Um sich danach noch einmal vor die Mikrophone zu stellen und auch diese Partie in allen ihren Höhen und Tiefen aus Sicht der Bayern zu zerlegen. Das bedeutet Führungsstärke. Spieler wie Müller sind der eigentliche Unterschied der Bayern zum Rest der Liga: Diese Mentalität und Selbstverständlichkeit ist schlicht einzigartig.
Das heißeste Sturmduo der Liga spielt in Mainz
Jonathan Burkardts Leistung geht derzeit durch die Decke, nun sollte auch dem Letzten klar sein, dass sich Mainz da in den letzten Jahren ganz behutsam einen hervorragenden Angreifer großgezogen hat. Burkardt trifft derzeit fast nach Belieben, entschied nun auch die Partie in Bielefeld.
Aber auch der 21-Jährige ist nur so gut wie die Spieler um ihn herum - allen voran Karim Onisiwo. Der ist der eigentliche Aufsteiger, ein mannschaftsdienlicher Kämpfer und Vorbereiter. Onisiwo kommt zwar erst auf einen eigenen Treffer, hat aber schon fünf vorbereitet.
Insofern ergänzen sich Onisiwo und Burkardt derzeit so perfekt: Der eine reißt die Lücken, reibt sich gegen mehrere Gegenspieler auf und bringt unglaublich viel Power auf den Platz. Der andere lauert auf seine Chance und ist dann vor dem Tor eiskalt.

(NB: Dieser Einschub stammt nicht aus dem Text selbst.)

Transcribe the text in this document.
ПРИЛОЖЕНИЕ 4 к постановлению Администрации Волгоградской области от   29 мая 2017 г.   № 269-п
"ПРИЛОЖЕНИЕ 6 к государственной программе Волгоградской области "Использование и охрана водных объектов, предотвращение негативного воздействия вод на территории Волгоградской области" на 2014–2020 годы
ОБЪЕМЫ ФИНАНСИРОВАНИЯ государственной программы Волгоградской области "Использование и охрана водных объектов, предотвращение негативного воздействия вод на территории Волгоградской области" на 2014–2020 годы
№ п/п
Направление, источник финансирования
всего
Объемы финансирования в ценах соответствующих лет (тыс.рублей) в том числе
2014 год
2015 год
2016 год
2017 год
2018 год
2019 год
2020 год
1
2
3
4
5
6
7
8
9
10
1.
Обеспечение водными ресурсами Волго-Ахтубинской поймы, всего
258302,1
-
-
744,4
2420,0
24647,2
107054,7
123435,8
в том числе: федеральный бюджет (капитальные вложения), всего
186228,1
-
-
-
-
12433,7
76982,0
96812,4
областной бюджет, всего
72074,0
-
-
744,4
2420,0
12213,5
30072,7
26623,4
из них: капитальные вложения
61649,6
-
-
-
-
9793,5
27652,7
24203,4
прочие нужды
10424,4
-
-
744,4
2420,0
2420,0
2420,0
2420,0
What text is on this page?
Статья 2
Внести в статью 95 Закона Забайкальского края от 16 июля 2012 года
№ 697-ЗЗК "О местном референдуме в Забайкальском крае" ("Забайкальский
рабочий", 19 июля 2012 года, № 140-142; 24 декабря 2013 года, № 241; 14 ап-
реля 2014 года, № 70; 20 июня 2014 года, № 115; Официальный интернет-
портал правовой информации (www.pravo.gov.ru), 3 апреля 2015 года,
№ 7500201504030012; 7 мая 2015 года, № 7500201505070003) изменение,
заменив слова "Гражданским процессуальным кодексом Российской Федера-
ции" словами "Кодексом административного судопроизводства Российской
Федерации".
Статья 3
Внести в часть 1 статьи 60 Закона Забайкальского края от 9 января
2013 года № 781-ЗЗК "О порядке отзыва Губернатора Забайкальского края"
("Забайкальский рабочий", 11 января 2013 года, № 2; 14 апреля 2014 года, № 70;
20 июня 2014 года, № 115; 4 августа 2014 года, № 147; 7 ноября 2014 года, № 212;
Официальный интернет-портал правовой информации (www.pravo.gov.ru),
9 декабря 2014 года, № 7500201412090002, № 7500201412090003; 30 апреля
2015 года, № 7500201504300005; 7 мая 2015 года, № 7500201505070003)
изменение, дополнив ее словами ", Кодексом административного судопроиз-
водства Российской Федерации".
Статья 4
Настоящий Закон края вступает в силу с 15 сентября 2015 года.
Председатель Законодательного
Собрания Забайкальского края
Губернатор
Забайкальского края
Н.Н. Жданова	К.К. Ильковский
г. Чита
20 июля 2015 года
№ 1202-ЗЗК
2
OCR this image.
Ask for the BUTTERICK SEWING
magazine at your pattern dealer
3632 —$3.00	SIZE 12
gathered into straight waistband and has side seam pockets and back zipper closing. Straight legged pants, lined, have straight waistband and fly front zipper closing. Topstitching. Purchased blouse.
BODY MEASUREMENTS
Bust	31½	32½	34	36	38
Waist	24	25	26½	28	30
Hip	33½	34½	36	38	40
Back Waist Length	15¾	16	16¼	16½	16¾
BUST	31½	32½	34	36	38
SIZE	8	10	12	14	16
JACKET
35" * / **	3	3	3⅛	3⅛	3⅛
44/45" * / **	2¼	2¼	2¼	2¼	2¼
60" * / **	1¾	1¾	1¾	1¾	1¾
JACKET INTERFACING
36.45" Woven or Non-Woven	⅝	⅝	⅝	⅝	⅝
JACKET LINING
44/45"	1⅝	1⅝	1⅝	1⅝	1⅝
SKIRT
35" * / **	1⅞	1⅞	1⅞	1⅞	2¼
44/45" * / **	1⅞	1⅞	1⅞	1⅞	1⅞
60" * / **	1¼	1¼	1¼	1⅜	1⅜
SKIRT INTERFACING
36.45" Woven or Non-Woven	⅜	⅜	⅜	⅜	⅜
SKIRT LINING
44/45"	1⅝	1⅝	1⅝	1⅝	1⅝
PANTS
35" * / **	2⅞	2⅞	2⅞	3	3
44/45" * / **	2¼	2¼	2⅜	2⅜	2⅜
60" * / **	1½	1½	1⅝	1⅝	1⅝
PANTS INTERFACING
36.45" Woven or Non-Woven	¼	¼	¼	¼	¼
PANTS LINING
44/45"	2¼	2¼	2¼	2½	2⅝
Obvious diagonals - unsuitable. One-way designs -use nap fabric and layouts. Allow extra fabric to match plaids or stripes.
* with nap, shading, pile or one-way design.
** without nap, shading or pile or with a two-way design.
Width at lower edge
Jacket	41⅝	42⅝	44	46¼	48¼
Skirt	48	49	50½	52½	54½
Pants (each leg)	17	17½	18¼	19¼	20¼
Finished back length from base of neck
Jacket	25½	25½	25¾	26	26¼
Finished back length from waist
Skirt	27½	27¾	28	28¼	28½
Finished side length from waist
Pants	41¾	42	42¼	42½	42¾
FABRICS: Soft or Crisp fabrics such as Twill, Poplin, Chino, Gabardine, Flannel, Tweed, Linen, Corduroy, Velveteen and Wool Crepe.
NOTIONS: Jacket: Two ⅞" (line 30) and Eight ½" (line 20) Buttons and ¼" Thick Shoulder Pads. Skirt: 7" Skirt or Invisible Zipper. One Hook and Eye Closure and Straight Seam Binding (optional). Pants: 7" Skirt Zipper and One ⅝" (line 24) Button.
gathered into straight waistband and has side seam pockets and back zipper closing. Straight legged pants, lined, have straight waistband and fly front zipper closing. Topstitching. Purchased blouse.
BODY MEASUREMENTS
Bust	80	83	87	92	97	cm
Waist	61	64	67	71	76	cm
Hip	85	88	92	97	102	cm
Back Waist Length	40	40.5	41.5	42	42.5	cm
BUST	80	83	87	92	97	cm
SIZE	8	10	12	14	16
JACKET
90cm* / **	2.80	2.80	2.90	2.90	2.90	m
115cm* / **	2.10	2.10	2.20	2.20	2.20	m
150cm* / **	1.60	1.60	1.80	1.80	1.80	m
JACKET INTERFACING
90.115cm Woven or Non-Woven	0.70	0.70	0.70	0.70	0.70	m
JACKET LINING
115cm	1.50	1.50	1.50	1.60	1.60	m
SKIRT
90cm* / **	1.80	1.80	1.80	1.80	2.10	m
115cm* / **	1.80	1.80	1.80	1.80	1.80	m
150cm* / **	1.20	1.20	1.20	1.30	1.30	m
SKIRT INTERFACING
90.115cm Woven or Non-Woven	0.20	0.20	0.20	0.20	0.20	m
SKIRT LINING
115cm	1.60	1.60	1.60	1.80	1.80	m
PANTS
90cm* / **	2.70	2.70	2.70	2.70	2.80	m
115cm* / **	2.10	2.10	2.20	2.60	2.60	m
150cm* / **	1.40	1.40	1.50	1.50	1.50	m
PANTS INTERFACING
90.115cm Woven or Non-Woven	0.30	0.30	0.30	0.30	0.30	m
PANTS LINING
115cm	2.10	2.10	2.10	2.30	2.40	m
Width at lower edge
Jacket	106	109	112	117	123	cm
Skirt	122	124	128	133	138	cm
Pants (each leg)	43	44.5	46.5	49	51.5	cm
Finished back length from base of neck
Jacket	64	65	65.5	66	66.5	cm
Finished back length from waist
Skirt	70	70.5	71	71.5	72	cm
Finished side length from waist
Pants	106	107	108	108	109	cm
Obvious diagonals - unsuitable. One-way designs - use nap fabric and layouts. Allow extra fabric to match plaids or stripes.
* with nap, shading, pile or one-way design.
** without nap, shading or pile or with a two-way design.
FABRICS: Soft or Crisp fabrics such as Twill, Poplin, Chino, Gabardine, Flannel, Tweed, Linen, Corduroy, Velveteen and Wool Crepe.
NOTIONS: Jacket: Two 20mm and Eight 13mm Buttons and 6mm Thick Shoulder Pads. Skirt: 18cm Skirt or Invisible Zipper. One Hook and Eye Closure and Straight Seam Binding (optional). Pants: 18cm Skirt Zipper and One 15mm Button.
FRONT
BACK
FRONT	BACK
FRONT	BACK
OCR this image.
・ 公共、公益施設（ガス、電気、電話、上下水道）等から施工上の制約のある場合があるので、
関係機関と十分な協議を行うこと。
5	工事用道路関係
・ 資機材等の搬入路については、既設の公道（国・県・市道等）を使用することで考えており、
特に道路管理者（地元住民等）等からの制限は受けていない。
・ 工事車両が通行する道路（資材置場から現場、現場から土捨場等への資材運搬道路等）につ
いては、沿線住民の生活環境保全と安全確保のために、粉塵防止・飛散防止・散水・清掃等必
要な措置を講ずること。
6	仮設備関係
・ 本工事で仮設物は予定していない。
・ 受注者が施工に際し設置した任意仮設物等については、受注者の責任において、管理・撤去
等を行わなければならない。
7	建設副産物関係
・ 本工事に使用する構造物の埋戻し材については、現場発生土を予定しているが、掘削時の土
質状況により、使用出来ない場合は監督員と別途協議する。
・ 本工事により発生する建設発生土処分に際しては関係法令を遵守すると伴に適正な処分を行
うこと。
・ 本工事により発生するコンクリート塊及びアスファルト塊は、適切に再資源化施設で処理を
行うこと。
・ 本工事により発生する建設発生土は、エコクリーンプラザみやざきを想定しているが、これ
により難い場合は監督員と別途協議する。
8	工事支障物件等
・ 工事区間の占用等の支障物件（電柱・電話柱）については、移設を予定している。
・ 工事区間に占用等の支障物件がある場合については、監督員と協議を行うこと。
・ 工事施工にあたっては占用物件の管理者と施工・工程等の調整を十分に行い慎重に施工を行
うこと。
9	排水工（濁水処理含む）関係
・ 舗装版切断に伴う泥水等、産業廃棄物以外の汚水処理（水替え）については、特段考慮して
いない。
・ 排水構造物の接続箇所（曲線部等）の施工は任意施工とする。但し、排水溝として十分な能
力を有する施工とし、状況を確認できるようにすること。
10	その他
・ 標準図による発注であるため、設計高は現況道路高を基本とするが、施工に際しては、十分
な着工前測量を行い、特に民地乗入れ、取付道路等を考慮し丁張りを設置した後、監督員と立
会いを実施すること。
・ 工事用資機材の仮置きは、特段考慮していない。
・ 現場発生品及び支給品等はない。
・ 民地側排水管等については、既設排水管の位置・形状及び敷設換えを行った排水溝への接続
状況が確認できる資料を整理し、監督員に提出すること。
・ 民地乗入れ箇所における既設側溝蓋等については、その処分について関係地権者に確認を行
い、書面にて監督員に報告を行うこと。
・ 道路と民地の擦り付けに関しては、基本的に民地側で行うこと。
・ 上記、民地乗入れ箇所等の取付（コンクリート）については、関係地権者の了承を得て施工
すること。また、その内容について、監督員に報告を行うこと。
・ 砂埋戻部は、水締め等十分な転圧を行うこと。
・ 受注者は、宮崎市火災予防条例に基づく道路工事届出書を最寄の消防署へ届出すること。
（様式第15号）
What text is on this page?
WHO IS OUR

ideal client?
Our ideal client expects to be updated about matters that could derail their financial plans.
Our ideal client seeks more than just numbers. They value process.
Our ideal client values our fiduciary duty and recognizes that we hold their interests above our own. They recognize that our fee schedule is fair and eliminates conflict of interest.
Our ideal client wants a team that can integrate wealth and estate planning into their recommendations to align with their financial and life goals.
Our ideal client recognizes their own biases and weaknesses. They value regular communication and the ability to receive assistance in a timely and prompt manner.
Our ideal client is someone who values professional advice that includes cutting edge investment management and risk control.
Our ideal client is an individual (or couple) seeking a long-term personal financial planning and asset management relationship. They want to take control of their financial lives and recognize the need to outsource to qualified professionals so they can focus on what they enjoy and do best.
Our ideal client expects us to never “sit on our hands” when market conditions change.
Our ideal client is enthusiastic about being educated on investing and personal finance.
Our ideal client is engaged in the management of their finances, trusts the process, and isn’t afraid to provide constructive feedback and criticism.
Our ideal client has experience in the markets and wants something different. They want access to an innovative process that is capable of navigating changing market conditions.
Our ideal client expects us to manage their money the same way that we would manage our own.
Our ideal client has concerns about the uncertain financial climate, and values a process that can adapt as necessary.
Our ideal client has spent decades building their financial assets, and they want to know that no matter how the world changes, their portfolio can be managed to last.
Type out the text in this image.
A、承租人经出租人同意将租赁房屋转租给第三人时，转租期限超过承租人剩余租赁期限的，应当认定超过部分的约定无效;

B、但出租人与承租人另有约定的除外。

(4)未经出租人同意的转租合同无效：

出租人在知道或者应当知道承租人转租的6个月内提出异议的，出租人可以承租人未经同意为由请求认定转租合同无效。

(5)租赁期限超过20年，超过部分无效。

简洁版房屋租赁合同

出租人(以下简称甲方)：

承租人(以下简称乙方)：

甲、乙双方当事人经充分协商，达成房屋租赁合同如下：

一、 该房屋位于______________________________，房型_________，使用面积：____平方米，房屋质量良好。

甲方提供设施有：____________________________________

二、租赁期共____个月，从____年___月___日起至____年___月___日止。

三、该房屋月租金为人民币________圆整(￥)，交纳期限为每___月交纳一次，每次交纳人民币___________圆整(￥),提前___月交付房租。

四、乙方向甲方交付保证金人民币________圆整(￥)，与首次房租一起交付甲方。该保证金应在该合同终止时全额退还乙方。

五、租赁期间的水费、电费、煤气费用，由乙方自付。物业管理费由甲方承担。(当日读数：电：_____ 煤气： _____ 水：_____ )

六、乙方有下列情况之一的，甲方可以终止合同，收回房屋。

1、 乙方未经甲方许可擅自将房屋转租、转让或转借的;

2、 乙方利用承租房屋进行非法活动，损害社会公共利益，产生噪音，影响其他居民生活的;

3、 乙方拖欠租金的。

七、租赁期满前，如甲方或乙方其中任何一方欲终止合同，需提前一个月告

Mainz ist eine der wenigen Mannschaften, die mit zwei klaren Angreifern spielt. Auch deshalb - aber vor allem wegen der zuletzt herausragenden Leistungen - stellen die Rheinhessen aktuell das heißeste Angriffsduo der Liga.
Gladbach hat den Aufsteiger der Saison
Neun Millionen Euro hat Borussia Mönchengladbach Anfang des Jahres für einen relativ unbekannten Mittelfeldspieler nach Toulouse überwiesen. Eine Menge Geld für einen 19-Jährigen aus der zweiten französischen Liga.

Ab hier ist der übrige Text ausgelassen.